Patrons liked what they saw. The Simply Life shop sprung from requests from diners to buy fittings and decor items, like the restaurant’s wall hangings, side tables, candles, incense, crockery and glassware. The first Simply Life shop, situated a short distance away from the original restaurant on Dongping Lu, opened for business in late 1999.

“Back in 1999 there were no lifestyle shops, no gift shops, no such thing,” says Choon. “We had customers coming in to the restaurant saying, ‘Can we buy your candles?’ ‘Can we buy this?’ ‘Can we buy that?’ Back then, what was available in  Shanghai was the type of candles and incense people used for praying at temples, while decorative and fragrant candles and incense for the home were nowhere to be seen. When people ask you so many times, almost every day, it got me thinking, ‘There must be a market for this.’ So that’s basically how it happened, and, voila, Simply Life was born.”

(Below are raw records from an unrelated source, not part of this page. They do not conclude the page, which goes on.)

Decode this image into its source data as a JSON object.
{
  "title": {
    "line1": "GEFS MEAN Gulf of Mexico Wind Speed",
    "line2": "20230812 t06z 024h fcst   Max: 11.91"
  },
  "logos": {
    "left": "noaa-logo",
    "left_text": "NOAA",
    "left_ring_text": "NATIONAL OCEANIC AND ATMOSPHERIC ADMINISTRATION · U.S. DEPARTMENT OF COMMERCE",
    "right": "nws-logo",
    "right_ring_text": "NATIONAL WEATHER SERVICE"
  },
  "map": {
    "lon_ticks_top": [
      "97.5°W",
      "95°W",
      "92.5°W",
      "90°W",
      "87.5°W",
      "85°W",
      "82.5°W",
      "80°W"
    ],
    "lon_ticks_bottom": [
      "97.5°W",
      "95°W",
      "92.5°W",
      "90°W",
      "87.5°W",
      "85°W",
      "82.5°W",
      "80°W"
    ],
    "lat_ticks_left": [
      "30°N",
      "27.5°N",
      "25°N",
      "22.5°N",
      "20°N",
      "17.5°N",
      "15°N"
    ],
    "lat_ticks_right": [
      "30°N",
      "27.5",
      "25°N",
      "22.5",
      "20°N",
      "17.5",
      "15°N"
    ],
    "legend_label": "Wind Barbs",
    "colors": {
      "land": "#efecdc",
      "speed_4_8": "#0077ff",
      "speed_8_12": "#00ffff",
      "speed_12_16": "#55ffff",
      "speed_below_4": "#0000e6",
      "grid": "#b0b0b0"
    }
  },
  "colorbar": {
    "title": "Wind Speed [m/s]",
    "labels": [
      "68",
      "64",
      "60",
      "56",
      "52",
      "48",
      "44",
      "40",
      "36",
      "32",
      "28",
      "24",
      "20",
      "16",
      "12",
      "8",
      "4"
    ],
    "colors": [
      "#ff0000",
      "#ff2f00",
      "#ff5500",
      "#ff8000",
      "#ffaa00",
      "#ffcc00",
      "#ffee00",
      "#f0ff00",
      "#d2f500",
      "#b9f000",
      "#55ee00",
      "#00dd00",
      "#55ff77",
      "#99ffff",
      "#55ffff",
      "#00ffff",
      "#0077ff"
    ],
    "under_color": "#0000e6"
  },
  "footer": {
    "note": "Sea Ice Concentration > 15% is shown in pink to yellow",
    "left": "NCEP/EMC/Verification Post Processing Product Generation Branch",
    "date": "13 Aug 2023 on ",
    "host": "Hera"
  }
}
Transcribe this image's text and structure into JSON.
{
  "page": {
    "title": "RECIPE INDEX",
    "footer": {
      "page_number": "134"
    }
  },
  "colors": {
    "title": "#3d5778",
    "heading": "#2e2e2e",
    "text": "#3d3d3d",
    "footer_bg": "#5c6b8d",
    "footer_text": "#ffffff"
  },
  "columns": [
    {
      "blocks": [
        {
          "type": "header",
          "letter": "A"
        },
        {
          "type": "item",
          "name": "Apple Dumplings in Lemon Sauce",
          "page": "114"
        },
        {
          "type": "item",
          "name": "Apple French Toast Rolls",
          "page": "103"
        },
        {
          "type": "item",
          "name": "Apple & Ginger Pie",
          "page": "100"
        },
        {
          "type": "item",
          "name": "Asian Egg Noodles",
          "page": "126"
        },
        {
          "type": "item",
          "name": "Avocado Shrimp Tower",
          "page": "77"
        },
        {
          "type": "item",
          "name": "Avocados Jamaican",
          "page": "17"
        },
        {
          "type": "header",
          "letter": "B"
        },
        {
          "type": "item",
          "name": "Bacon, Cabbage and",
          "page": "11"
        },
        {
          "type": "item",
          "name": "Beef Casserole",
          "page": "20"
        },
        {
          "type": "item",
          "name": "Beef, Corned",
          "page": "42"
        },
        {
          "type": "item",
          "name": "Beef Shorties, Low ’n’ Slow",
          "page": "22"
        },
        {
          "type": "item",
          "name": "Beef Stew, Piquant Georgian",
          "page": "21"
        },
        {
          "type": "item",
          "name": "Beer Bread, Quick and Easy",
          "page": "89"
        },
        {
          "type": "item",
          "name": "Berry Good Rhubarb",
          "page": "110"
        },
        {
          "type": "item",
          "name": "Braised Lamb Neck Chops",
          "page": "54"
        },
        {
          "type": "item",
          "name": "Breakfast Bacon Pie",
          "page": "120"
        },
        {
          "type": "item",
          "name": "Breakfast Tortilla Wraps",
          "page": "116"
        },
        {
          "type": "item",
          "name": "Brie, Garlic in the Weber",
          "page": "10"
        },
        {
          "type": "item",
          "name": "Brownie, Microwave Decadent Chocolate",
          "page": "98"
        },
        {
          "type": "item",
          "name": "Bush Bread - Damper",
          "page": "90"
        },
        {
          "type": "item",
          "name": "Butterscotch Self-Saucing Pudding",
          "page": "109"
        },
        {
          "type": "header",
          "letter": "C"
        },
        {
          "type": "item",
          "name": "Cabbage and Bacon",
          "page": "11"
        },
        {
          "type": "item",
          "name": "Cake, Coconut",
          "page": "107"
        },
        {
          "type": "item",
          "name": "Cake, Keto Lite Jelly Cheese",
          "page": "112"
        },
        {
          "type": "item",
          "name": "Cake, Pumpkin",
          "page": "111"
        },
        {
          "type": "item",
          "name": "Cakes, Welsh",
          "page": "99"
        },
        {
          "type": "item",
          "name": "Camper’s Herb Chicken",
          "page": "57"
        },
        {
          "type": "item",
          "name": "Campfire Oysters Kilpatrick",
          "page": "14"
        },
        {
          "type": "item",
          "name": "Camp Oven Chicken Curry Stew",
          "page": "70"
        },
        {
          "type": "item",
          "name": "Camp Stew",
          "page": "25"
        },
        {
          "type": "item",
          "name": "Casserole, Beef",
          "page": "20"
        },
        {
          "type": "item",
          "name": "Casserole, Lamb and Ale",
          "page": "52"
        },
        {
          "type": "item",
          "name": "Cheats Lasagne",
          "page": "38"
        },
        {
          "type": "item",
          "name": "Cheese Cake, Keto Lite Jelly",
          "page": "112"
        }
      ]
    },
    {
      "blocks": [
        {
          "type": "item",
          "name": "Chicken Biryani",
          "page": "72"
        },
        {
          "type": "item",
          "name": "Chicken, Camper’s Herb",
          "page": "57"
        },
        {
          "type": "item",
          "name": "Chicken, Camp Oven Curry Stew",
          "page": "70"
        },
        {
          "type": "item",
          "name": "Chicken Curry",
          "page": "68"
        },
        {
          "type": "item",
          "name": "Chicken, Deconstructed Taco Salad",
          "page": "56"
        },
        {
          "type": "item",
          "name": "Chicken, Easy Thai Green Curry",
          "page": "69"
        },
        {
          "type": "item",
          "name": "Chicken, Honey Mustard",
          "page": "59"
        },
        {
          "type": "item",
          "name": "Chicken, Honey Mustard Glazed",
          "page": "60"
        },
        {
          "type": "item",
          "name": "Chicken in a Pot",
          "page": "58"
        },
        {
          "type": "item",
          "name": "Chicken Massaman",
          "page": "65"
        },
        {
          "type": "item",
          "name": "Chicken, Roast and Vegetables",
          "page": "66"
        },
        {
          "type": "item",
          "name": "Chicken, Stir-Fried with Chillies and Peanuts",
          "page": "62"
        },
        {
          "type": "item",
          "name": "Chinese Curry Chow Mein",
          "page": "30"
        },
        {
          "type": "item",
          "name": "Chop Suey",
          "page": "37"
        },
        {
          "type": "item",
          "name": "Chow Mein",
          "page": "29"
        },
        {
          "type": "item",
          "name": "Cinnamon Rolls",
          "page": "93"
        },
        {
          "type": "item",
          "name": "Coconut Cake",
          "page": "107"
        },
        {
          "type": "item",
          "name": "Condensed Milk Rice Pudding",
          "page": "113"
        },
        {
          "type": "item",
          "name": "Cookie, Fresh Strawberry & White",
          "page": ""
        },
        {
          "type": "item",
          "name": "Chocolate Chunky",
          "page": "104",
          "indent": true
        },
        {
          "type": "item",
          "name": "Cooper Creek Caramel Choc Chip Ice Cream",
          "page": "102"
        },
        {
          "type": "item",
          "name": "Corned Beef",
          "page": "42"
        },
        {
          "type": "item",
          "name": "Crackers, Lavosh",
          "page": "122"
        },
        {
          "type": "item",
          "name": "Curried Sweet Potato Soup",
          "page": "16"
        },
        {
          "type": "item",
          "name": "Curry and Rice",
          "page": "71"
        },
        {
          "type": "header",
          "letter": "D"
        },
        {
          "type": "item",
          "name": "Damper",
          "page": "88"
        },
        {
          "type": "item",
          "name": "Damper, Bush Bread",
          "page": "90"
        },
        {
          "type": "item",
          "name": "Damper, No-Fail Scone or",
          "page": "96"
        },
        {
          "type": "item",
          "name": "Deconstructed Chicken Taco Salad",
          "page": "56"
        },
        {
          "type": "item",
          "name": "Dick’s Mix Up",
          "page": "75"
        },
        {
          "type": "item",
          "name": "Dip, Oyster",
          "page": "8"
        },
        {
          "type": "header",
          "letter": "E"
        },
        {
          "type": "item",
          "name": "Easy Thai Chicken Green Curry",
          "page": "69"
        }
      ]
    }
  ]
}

Choon says the lifestyle shop’s success lies in providing value for money and listening to customers.

“What we’re trying to achieve is to offer something unique to buy as opposed to all the cheap stuff you see. I never set out to be a luxury or high-end store. I don’t want to be known as that ‘expensive shop,’ although unfortunately some people have labeled us that. What I offer is value for money. I will use this example: You pay 100 kuai and you get a 100 kuai worth of value back. That’s relative; you know everybody has their own gauge in terms of the value of something. I give you something unique, something of better quality and I give you a guarantee and I can give you a brand name on top of it. That’s what I’m trying to achieve.”

These days Choon takes a backseat in the business and has been given the honorific title of Chairman (“whatever that is,” he jokes) only involving himself to the extent he wants, which is mostly on the creative side. The rest of time he spends traveling around the world or just “walking the streets, enjoying life.”

“I’ve achieved what I wanted to achieve and I’ve come away very happy and it has even gone past what I wanted to achieve. I wanted to create a name, a brand. But everything has been opportunistic. I never had a grand plan. Some people are like, ‘Oh, you must have planned all these things,’ but no, it just kind of happened.”